In fact, the tight monetary policy carried out by SBP for many months now is the most severe in Asia; not to mention the otherwise general trend in the world of moving towards a more loose monetary stance, giving in turn greater space to fiscal policy and stronger regulation of markets; a policy direction which should have suited a developing country like Pakistan, with the existence of a high level of market failures and transaction costs, along with low level of financialisation and a small mortgage market overall, which meant that inflation was at least equally a fiscal phenomenon.
Hence, as expected, even a prolonged exercise of tight monetary policy, at the back of ignoring many months of data indicating a non-negative relationship between policy rate and CPI (consumer price index) inflation, has not been to reduce inflation in any significant and sustained way; where the most recent monthly data on CPI inflation for August 2019 indicated that it stood in the double digits at 11.6 per cent. This is also after the base effect in calculation of CPI inflation brought in a smaller number than would have been had the base not been changed for calculating the August inflation rate; where even then CPI inflation had increased from July’s year-on-year rate of 10.3 per cent!

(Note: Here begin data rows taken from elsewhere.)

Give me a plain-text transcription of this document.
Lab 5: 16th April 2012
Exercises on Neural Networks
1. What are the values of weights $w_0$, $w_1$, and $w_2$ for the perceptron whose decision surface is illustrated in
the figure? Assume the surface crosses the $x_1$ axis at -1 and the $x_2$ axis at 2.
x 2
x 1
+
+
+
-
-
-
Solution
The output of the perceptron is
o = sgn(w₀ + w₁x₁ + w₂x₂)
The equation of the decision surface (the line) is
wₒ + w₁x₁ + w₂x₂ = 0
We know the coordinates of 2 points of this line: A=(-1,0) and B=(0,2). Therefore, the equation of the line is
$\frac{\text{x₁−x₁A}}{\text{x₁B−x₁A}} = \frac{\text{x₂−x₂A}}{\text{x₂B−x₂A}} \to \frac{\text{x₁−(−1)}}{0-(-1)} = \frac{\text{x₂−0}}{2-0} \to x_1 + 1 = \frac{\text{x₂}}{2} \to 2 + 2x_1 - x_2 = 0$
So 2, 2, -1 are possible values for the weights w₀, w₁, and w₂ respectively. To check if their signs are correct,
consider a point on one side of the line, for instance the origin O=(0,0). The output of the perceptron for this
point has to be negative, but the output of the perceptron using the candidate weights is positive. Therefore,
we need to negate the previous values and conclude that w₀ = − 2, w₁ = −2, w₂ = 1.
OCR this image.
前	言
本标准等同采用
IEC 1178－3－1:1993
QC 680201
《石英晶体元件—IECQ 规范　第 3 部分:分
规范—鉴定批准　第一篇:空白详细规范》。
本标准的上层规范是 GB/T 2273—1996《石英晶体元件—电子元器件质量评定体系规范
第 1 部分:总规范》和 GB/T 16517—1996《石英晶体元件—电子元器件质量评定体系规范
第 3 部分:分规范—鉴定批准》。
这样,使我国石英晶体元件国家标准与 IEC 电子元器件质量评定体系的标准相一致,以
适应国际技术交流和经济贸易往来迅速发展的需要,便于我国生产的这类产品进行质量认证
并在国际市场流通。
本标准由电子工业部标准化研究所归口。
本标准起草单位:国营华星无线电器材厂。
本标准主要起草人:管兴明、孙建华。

What this high policy rate has done in the meanwhile is to a) come hard on the people in terms of ‘inflation tax’, especially when around one-third of the population lives below the poverty line, b) increase the cost of capital drastically, not allowing in turn domestic production to increase and has hurt the competitiveness of the exports sector, overall affecting in keeping the economy reeling and as corroborated by this excerpt from the statement: ‘The near-term macroeconomic outlook is broadly unchanged from the time of the programme approval, with growth projected at 2.4 per cent in FY2019/20’, and c) drastically enhance the already high domestic debt payments for the government.
Moreover, the statement indicates in terms of future outlook that ‘inflation [is] expected to decline in the coming months’, which appears highly unlikely given a) the imported inflation channel of highly devalued exchange rate, b) high policy rate will enhance the cost of production, which will feed into prices of goods and services, and c) a fast brewing oil crisis adding to the landed price of oil- given also that policy has not shown any inclination to be cut down on the component of indirect taxes/levies/margins in the landed price of oil- would lead to higher level of inflation.
Hence, the programme and the assessment of this statement, leaves the economy a) without correct appreciation of external risks, b) with the futility of policy prescription with regard to the two main policy instruments as they have been over-utilised even when the contradicting evidence is clear to be seen, and c) into a very uncertain future, which lacks policy that can actually bring stability to whatever small gains that have been achieved and a lot more that should be attained to take it out of the crises of a) twin-deficits, b) stagflation, and c) of being stuck in a low-growth equilibrium syndrome.
Hopes that the visiting mission of IMF wold revisit some of the important directions earlier taken in the programme with regard to the policy instruments, especially in the light of rising external risks– mainly the slowing global economy and a brewing oil crisis– have been dashed with the statement; including the related comments made during the visit.